Die Klimakrise fordert inzwischen globale Anstrengungen auf vielen Ebenen. Mit gezielten Maßnahmen versuchen Staaten, ihre CO2-Emissionen zu reduzieren und somit einen Beitrag zum globalen Klimaschutz zu leisten. Aktuelle Forschungsergebnisse von der Universität Heidelberg zeigen, dass ambitionierte Klimapolitik tatsächlich Wirkung zeigt und wichtige Einsparungen möglich sind.

Nach einer Analyse von Klimaschutzmaßnahmen in 43 großen Volkswirtschaften, die über drei Viertel der weltweiten Emissionen verursachen, konnten im Jahr 2022 circa drei Milliarden Tonnen CO2 eingespart werden. Dies entspricht den jährlichen Emissionen der gesamten Europäischen Union. Als besonders effektiv erwiesen sich sehr unterschiedliche Politikinstrumente, die ökonomische Maßnahmen, regulative Ansätze sowie freiwillige Beteiligungen umfassten. Die Studie unter der Leitung von Prof. Dr. Jale Tosun zeigt, dass Staaten mit spezialisierten Ansätzen, wie Estland und Israel, umweltfreundlicher wirtschaften konnten.

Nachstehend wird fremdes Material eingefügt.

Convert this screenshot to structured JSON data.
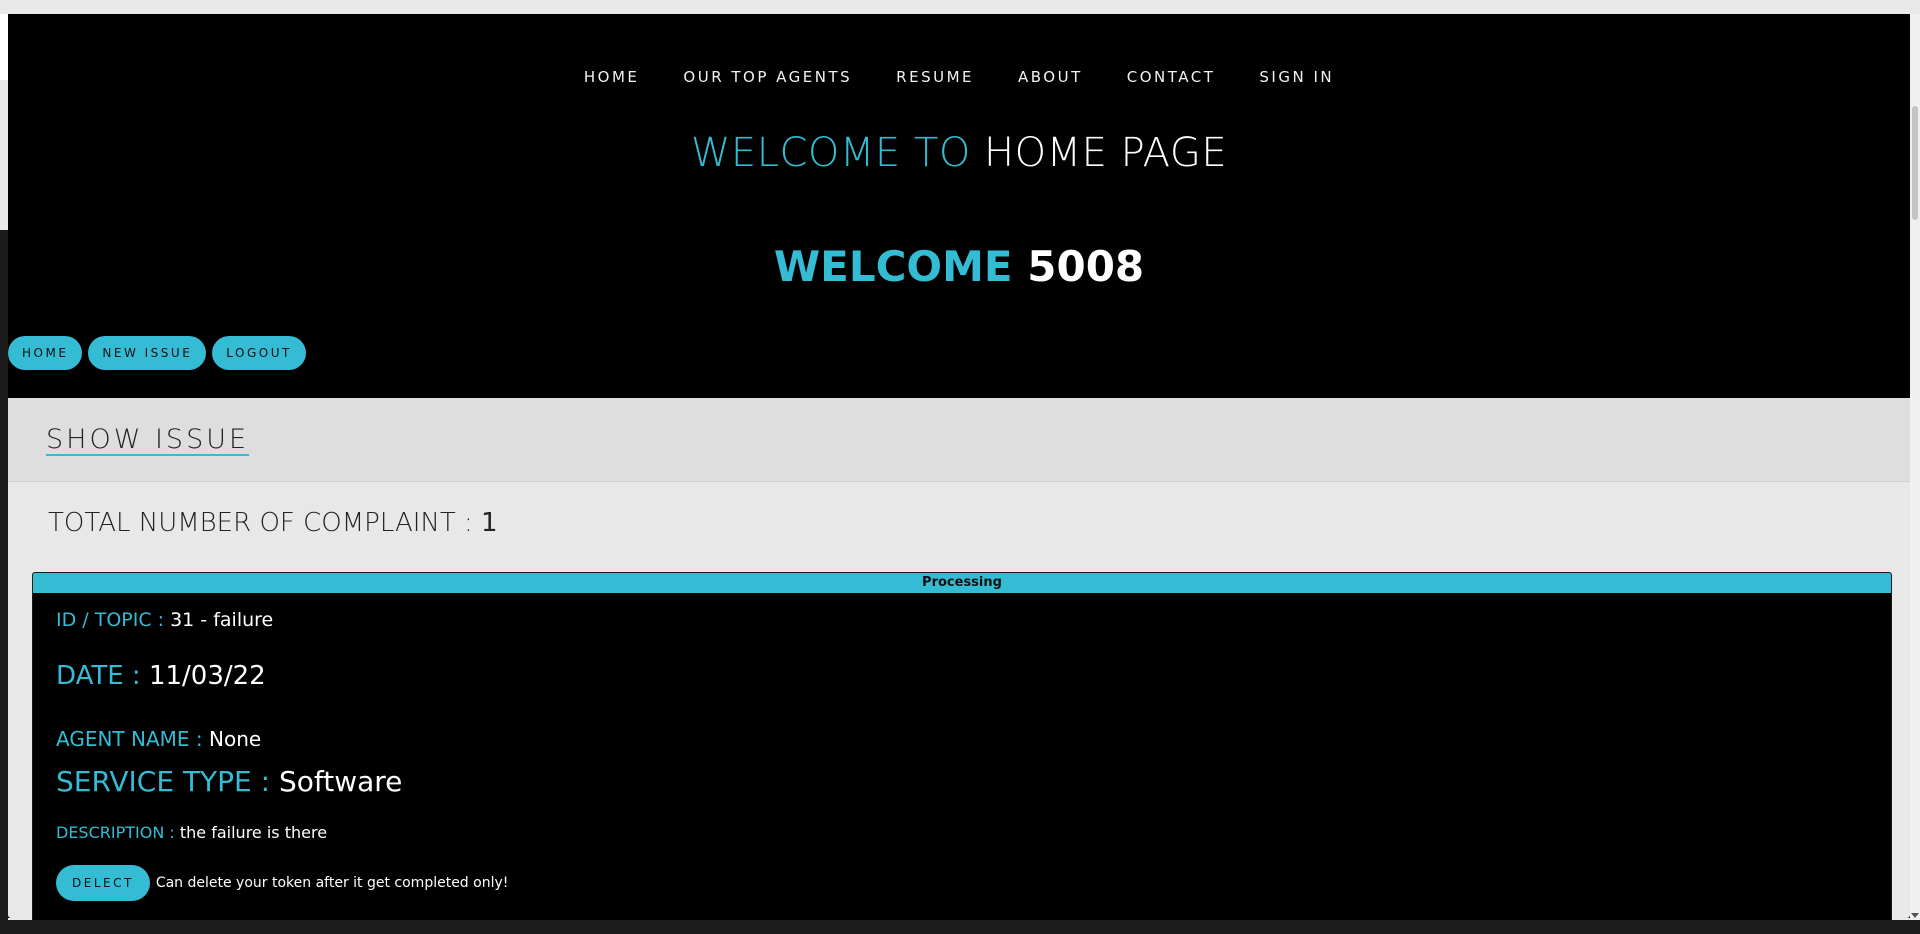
{
  "nav": {
    "items": [
      "HOME",
      "OUR TOP AGENTS",
      "RESUME",
      "ABOUT",
      "CONTACT",
      "SIGN IN"
    ]
  },
  "hero": {
    "welcome_prefix": "WELCOME TO",
    "welcome_page": "HOME PAGE",
    "user_prefix": "WELCOME",
    "user_id": "5008"
  },
  "actions": {
    "home": "HOME",
    "new_issue": "NEW ISSUE",
    "logout": "LOGOUT"
  },
  "panel": {
    "title": "SHOW ISSUE",
    "total_label": "TOTAL NUMBER OF COMPLAINT :",
    "total_value": "1"
  },
  "issue": {
    "status": "Processing",
    "id_topic_label": "ID / TOPIC :",
    "id_topic_value": "31 - failure",
    "date_label": "DATE :",
    "date_value": "11/03/22",
    "agent_label": "AGENT NAME :",
    "agent_value": "None",
    "service_label": "SERVICE TYPE :",
    "service_value": "Software",
    "desc_label": "DESCRIPTION :",
    "desc_value": "the failure is there",
    "delete_label": "DELECT",
    "delete_note": "Can delete your token after it get completed only!"
  },
  "colors": {
    "accent": "#33bcd4",
    "background": "#000000",
    "panel": "#e8e8e8"
  }
}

Herausforderungen beim Klimaschutz

Trotz dieser positiven Entwicklungen bleibt die Herausforderung bestehen, die Emissionen signifikant zu senken. Der sechste Sachstandbericht des IPCC aus dem Jahr 2023 gibt klare Richtlinien vor: Um die Erderwärmung auf maximal 1,5 °C zu begrenzen, müssen globale Treibhausgasemissionen bis 2030 um 43 % und bis 2035 um 60 % gesenkt werden. Ein großes Augenmerk liegt auch auf dem Fakt, dass der Gipfelpunkt der Emissionen bis 2025 erreicht werden sollte.

Die internationale Staatengemeinschaft verfolgt das Ziel, die Erderwärmung deutlich unter 2 °C zu halten. Tatsächlich hat sich die Temperatur der Erde seit dem frühen 20. Jahrhundert um rund 1,1 °C erhöht. Um die drohenden verheerenden Folgen, vor allem für ärmere Länder, abzuwenden, sind gleichartige Schritte in mehrfacher Hinsicht gefordert.

Globale Anstrengungen und nationaler Fokus

Immer mehr Länder setzen sich ehrgeizige Ziele zur Reduktion von Treibhausgasen. Laut dem REN21 Global Status Report 2025 verfolgen 45 Länder bereits ein Netto-Null-Emissionsziel, wobei der Schwerpunkt auf einer Vielzahl von CO2-Preisinstrumenten liegt. Besonders aktive Länder wie Deutschland, Frankreich und Schweden kombinieren CO2-Preisinstrumente mit den ambitionierten Netto-Null-Zielen.

Allerdings zeigen die aktuellen Entwicklungen, dass viele Länder in der Umsetzung effektiver Klimaschutzpolitik hinterherhinken. Bestehende CO2-Bepreisungsmaßnahmen erfassen oft nur einen kleinen Teil nationaler Emissionen; nur 51 Staaten setzen diese zum Beispiel in der Industrie ein. In vielen Regionen, vor allem in Teilen Afrikas und Zentralasiens, fehlen zudem offiziell verankerte Klimagesetze.

Die Ergebnisse aus der Heidelberger Studie bekräftigen somit die Notwendigkeit einer fokussierten und stringenten Umsetzung effektiver Klimaschutzmaßnahmen. Es ist klar: Die internationalen Bemühungen und nationale Politiken müssen dringend zusammenarbeiten, um die gravierenden Lücken zwischen den derzeitigen Maßnahmen und den notwendigen Einsparungen zu schließen.

Die Herausforderung bleibt groß, doch die Ansätze und Fortschritte sind ermutigend. Es liegt mehr denn je an den Entscheidungsträgern, ein gutes Händchen zu haben und im weltweiten Klimaschutz zusammenzudenken, um die Erde für zukünftige Generationen zu bewahren.